The Soweto Gospel Choir has grown into a world music powerhouse in a relatively short period of time. It was created in 2002 by executive producer Beverly Bryer and David Mulovhedzi, who serves as the choir’s director. It’s first U.S. recording, “Voices From Heaven,” went to No. 1 on the Billboard World Music charts, and the group made its first triumphant
North American tour.
“Blessed” remains on the world music chart more than a year after its release, and it’s joined in the top 10 by “African Spirit,” an indicator of the choir’s popularity.
The choir is now in the middle of a 47-city U.S. tour that wraps up in Texas at the end of April. Every review of the choir’s concerts has been positive, and most are raves, praising the spirituality, joy and vibrancy of the performances that combine singing with some dancing.
The shows are put together in South Africa and well rehearsed before hitting the road, Luzipo said. And they’re just as joyous and uplifting for the performers as they are for the audience.
“For me, personally, I come from a Christian background,” she said. “Gospel is a big part of who we are as South Africans.
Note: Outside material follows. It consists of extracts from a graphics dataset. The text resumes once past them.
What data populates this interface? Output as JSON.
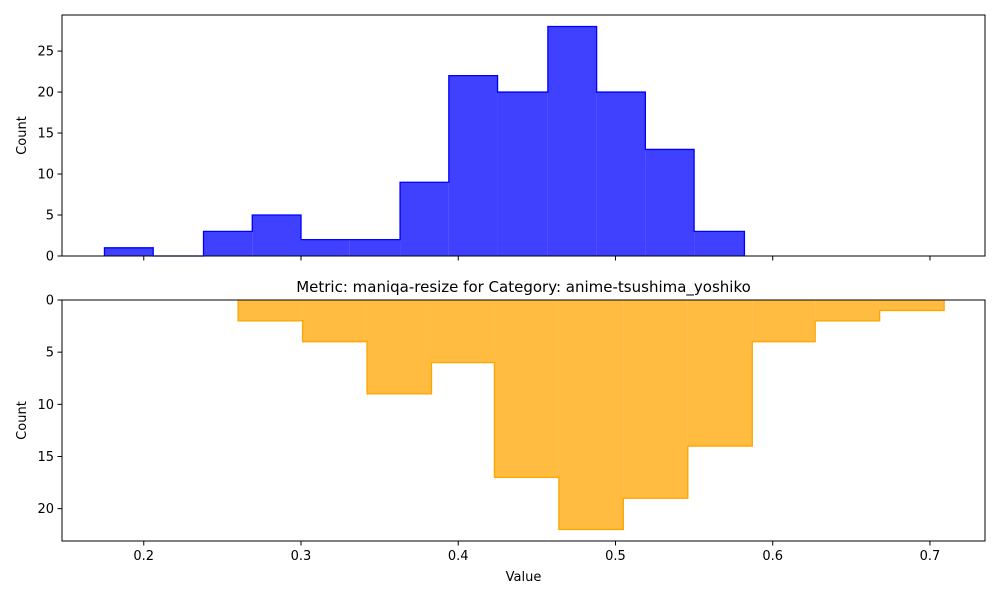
{
  "chart_data": [
    {
      "type": "histogram-step",
      "title": "",
      "xlabel": "",
      "ylabel": "Count",
      "color": "#0000ff",
      "fill_opacity": 0.75,
      "xlim": [
        0.148,
        0.735
      ],
      "ylim": [
        0,
        29.4
      ],
      "inverted_y": false,
      "x_ticks": [
        "0.2",
        "0.3",
        "0.4",
        "0.5",
        "0.6",
        "0.7"
      ],
      "x_tick_labels_shown": false,
      "y_ticks": [
        "0",
        "5",
        "10",
        "15",
        "20",
        "25"
      ],
      "bin_edges": [
        0.175,
        0.206,
        0.238,
        0.269,
        0.3,
        0.331,
        0.363,
        0.394,
        0.425,
        0.457,
        0.488,
        0.519,
        0.55,
        0.582
      ],
      "counts": [
        1,
        0,
        3,
        5,
        2,
        2,
        9,
        22,
        20,
        28,
        20,
        13,
        3
      ]
    },
    {
      "type": "histogram-step",
      "title": "Metric: maniqa-resize for Category: anime-tsushima_yoshiko",
      "xlabel": "Value",
      "ylabel": "Count",
      "color": "#ffa500",
      "fill_opacity": 0.75,
      "xlim": [
        0.148,
        0.735
      ],
      "ylim": [
        0,
        23.1
      ],
      "inverted_y": true,
      "x_ticks": [
        "0.2",
        "0.3",
        "0.4",
        "0.5",
        "0.6",
        "0.7"
      ],
      "x_tick_labels_shown": true,
      "y_ticks": [
        "0",
        "5",
        "10",
        "15",
        "20"
      ],
      "bin_edges": [
        0.26,
        0.301,
        0.342,
        0.383,
        0.423,
        0.464,
        0.505,
        0.546,
        0.587,
        0.627,
        0.668,
        0.709
      ],
      "counts": [
        2,
        4,
        9,
        6,
        17,
        22,
        19,
        14,
        4,
        2,
        1
      ]
    }
  ]
}
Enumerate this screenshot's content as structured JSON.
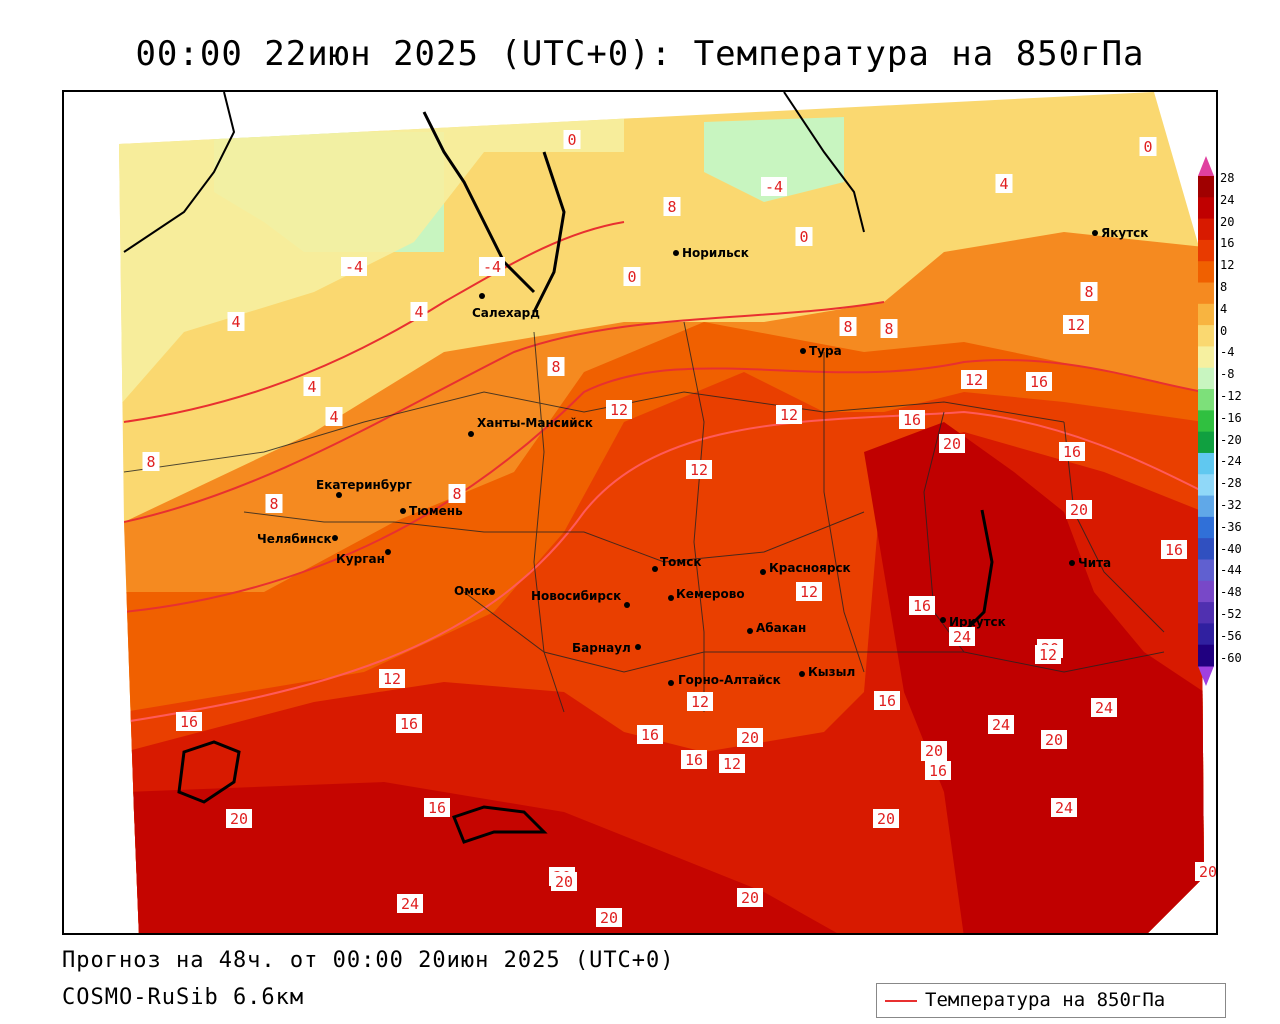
{
  "title": "00:00 22июн 2025 (UTC+0): Температура на 850гПа",
  "footer": {
    "forecast": "Прогноз на 48ч. от 00:00 20июн 2025 (UTC+0)",
    "model": "COSMO-RuSib 6.6км"
  },
  "legend": {
    "label": "Температура на 850гПа",
    "line_color": "#e83030"
  },
  "colorbar": {
    "labels": [
      "28",
      "24",
      "20",
      "16",
      "12",
      "8",
      "4",
      "0",
      "-4",
      "-8",
      "-12",
      "-16",
      "-20",
      "-24",
      "-28",
      "-32",
      "-36",
      "-40",
      "-44",
      "-48",
      "-52",
      "-56",
      "-60"
    ],
    "colors": [
      "#a00000",
      "#c00000",
      "#d81a00",
      "#e83a00",
      "#f06000",
      "#f58a20",
      "#f8b440",
      "#fad870",
      "#f6f0a0",
      "#c8f5c0",
      "#7de07a",
      "#30c040",
      "#10a040",
      "#60c8f0",
      "#90d8f8",
      "#60a8e8",
      "#3070d8",
      "#3050c0",
      "#6060d0",
      "#7848c8",
      "#5030b0",
      "#3020a0",
      "#200080"
    ],
    "arrow_top_color": "#e040a0",
    "arrow_bottom_color": "#a040e0"
  },
  "cities": [
    {
      "name": "Норильск"
    },
    {
      "name": "Якутск"
    },
    {
      "name": "Салехард"
    },
    {
      "name": "Тура"
    },
    {
      "name": "Ханты-Мансийск"
    },
    {
      "name": "Екатеринбург"
    },
    {
      "name": "Тюмень"
    },
    {
      "name": "Челябинск"
    },
    {
      "name": "Курган"
    },
    {
      "name": "Омск"
    },
    {
      "name": "Новосибирск"
    },
    {
      "name": "Томск"
    },
    {
      "name": "Кемерово"
    },
    {
      "name": "Красноярск"
    },
    {
      "name": "Барнаул"
    },
    {
      "name": "Абакан"
    },
    {
      "name": "Горно-Алтайск"
    },
    {
      "name": "Кызыл"
    },
    {
      "name": "Иркутск"
    },
    {
      "name": "Чита"
    }
  ],
  "contour_labels": [
    "0",
    "-4",
    "8",
    "4",
    "0",
    "-4",
    "-4",
    "0",
    "4",
    "4",
    "0",
    "8",
    "8",
    "8",
    "12",
    "4",
    "4",
    "8",
    "12",
    "12",
    "16",
    "12",
    "16",
    "20",
    "16",
    "8",
    "8",
    "8",
    "12",
    "12",
    "20",
    "16",
    "16",
    "16",
    "12",
    "16",
    "16",
    "20",
    "24",
    "16",
    "12",
    "16",
    "20",
    "12",
    "12",
    "24",
    "20",
    "24",
    "12",
    "20",
    "16",
    "20",
    "20",
    "24",
    "20",
    "20",
    "20",
    "24",
    "16",
    "20",
    "20"
  ]
}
For me, when I am on stage, it is a joy and a blessing. I love the kind of performances we do.”
Luzipo said that she hopes the audience takes a message away from Saturday’s concert that goes beyond the specifics of any song and touches on the culture and country that the singers call home.
“It will be a celebration of life from South Africa,” she said. “A celebration of life in South Africa after the liberation (from apartheid), of the beauty of South Africa, celebrating everything we’ve become. It is a really beautiful thing.”